If WWE Was Being Honest About Heels And Babyfaces
Over on SmackDown, Becky Lynch is playing the role of a heel despite being fully justified in her turn within WWE’s narrative, and not merely our own.
Charlotte Flair didn’t cheat to win at SummerSlam, but she back-doored her way into both match and victory. It was an entitled and clinical means of putting the SmackDown Women’s Title around her waist that fans, naturally, rejected - especially since she was pushed in the babyface role at the expense of Becky Lynch, whose organic rise to favour was completely ignored. Tellingly, Lynch was scripted on Tuesday’s SmackDown to say the word “B*tch” - WWE’s go-to insult of the antihero. Aware that they have drastically misjudged crowd sentiment, this angle, and the John Pollock-fuelled rumour that we’re now in for an all-tweener programmes, feels like something new, if not permanent.

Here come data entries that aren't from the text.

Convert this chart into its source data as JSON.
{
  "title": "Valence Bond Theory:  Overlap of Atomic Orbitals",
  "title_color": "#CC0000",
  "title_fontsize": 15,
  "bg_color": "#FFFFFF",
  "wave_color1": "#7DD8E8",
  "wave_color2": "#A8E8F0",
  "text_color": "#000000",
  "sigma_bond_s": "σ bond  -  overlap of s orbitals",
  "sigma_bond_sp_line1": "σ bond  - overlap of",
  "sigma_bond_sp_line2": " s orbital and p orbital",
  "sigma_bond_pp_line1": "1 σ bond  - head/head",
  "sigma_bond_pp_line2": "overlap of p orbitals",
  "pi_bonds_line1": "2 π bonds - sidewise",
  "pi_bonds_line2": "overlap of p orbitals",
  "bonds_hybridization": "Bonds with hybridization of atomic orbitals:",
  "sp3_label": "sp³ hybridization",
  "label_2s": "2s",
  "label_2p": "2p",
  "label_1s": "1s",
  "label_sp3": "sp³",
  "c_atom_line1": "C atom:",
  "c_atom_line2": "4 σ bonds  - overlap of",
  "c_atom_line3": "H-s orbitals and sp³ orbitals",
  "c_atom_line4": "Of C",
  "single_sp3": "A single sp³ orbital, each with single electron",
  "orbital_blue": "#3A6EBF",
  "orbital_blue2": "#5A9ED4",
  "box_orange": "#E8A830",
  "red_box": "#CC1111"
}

This feels like a positive development in both character portrayal and audience response - but, since WWE is only reloading the gun having shot themselves in the foot, this is hardly an Attitude Era announcement of a mission statement. And let’s just see who wrestles Ronda Rousey at WrestleMania 35. It seems doubtful that the performer fans are most receptive to will enter into a battle of the armbars.
For the more cynical among us, this recent development is difficult to reconcile. We are only suspicious and quick to label acts as babyfaces and heels because those labels are elsewhere are plastered onto our eyeballs.